How are \n and \r handled differently on Linux and Windows?
I think \n
moves the needle down, and \r
moves the needle to the beginning of a line (left align)? I'm not sure, though. So, if I'm wrong please correct me....
Anyway, I was told that Windows and Linux handle newlines
and carriage returns
differently. I would like to know how they handle them differently and some places where it's important to remember. Thanks for answering.
Solution 1:
I think \n moves the needle down, and \r moves the needle to the beginning of a line (left align)? I'm not sure, though
This is true, more or less, but mostly a historical curiosity. Originally, linefeed (LF) was used to advance the paper by one line on printers and hardcopy terminals (teleprinters); carriage return (CR) returned the print head to the start of the line.
This probably still works on modern printers when used in "text mode", but is otherwise of little relevance today.
Anyway, I was told that Windows and Linux handle newlines and carriage returns differently.

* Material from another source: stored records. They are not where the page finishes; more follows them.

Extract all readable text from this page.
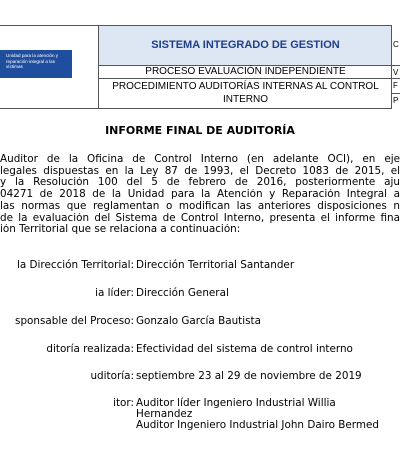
Unidad para la atención y reparación integral a las víctimas
SISTEMA INTEGRADO DE GESTION
PROCESO EVALUACIÓN INDEPENDIENTE
PROCEDIMIENTO AUDITORÍAS INTERNAS AL CONTROL
INTERNO
C
V
F
P
INFORME FINAL DE AUDITORÍA
Auditor de la Oficina de Control Interno (en adelante OCI), en eje
legales dispuestas en la Ley 87 de 1993, el Decreto 1083 de 2015, el
y la Resolución 100 del 5 de febrero de 2016, posteriormente aju
04271 de 2018 de la Unidad para la Atención y Reparación Integral a
las normas que reglamentan o modifican las anteriores disposiciones n
de la evaluación del Sistema de Control Interno, presenta el informe fina
ión Territorial que se relaciona a continuación:
la Dirección Territorial: Dirección Territorial Santander
ia líder: Dirección General
sponsable del Proceso: Gonzalo García Bautista
ditoría realizada: Efectividad del sistema de control interno
uditoría: septiembre 23 al 29 de noviembre de 2019
itor: Auditor líder Ingeniero Industrial Willia
Hernandez
Auditor Ingeniero Industrial John Dairo Bermed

The difference is simply: OS designers had to choose how to represent the start of a new line in text in computer files. For various historical reasons, in the Unix/Linux world a single LF character was chosen as the newline marker; MS-DOS chose CR+LF, and Windows inherited this. Thus different platforms use different conventions.
In practice, this is becoming less and less of a problem. The newline marker is really only relevant for pograms that process "plain text", and there are not that many - it mostly only affects program source code, configuration files, and some simple text files with documentation. Nowadays most programs handling these kinds of files (editors, compilers etc.) can handle both newline conventions, so it does not matter which one you choose.
There are some cases where tools insist on "their" newline convention (e.g. Unix shell scripts must not use CR+LF), in which case you must use the right one.
Solution 2:
CR and LF
The American Standard Code for Information Interchange (ASCII) defined control-characters including CARRIAGE-RETURN (CR) and LINE-FEED (LF) that were (and still are) used to control the print-position on printers in a way analogous to the mechanical typewriters that preceded early computer printers.
Platform dependency
In Windows the traditional line-separator in text files is CR followed by LF
In old (pre OSX) Apple Macintosh systems the traditional line separator in text files was CR
In Unix and Linux, the traditional line-separator in text files is LF.
\n and \r
In many programming and scripting languages \n
means "new line". Sometimes (but not always) this means the ASCII LINE-FEED character (LF), which, as you say, moves the cursor (or print position) down one line. In a printer or typewriter, this would actually move the paper up one line.
Invariably \r
means the ASCII CARRIAGE-RETURN character (CR) whose name actually comes from mechanical typewriters where there was a carriage-return key that caused the roller ("carriage") that carried the paper to move to the right, powered by a spring, as far as it would go. Thus setting the current typing position to the left margin.
Programming
In some programming languages \n
can mean a platform-dependent sequence of characters that end or separate lines in a text file. For example in Perl, print "\n"
produces a different sequence of characters on Linux than on Windows.
In Java, best practise, if you want to use the native line endings for the runtime platform, is not to use \n
or \r
at all. You should use System.getProperty("line.separator")
. You should use \n
and \r
where you want LF and CR regardless of platform (e.g. as used in HTTP, FTP and other Internet communications protocols).
Unix stty
In a Unix shell, the stty
command can be used to cause the shell to translate between these various conventions. For example stty -onlcr
will cause the shell to subsequently translate all outgoing LFs to CR LF.
Linux and OSX follow Unix conventions
Text files
Text files are still enormously important and widely used. For example, HTML and XML are examples of text file. Most of the important Internet protocols, such as HTTP, follow text-file conventions and include specifications for line-endings.
Printers
Most printers other than the very cheapest, still respect CR and LF. In fact they are fundamental to the most widely used page description languages - PCL and Postscript.
Solution 3:
In short, was needed for printers, but now the OSes do it slightly differently. In most cases, it is fine to just do both CR and LF by doing \r\n
and in most cases, this will work fine.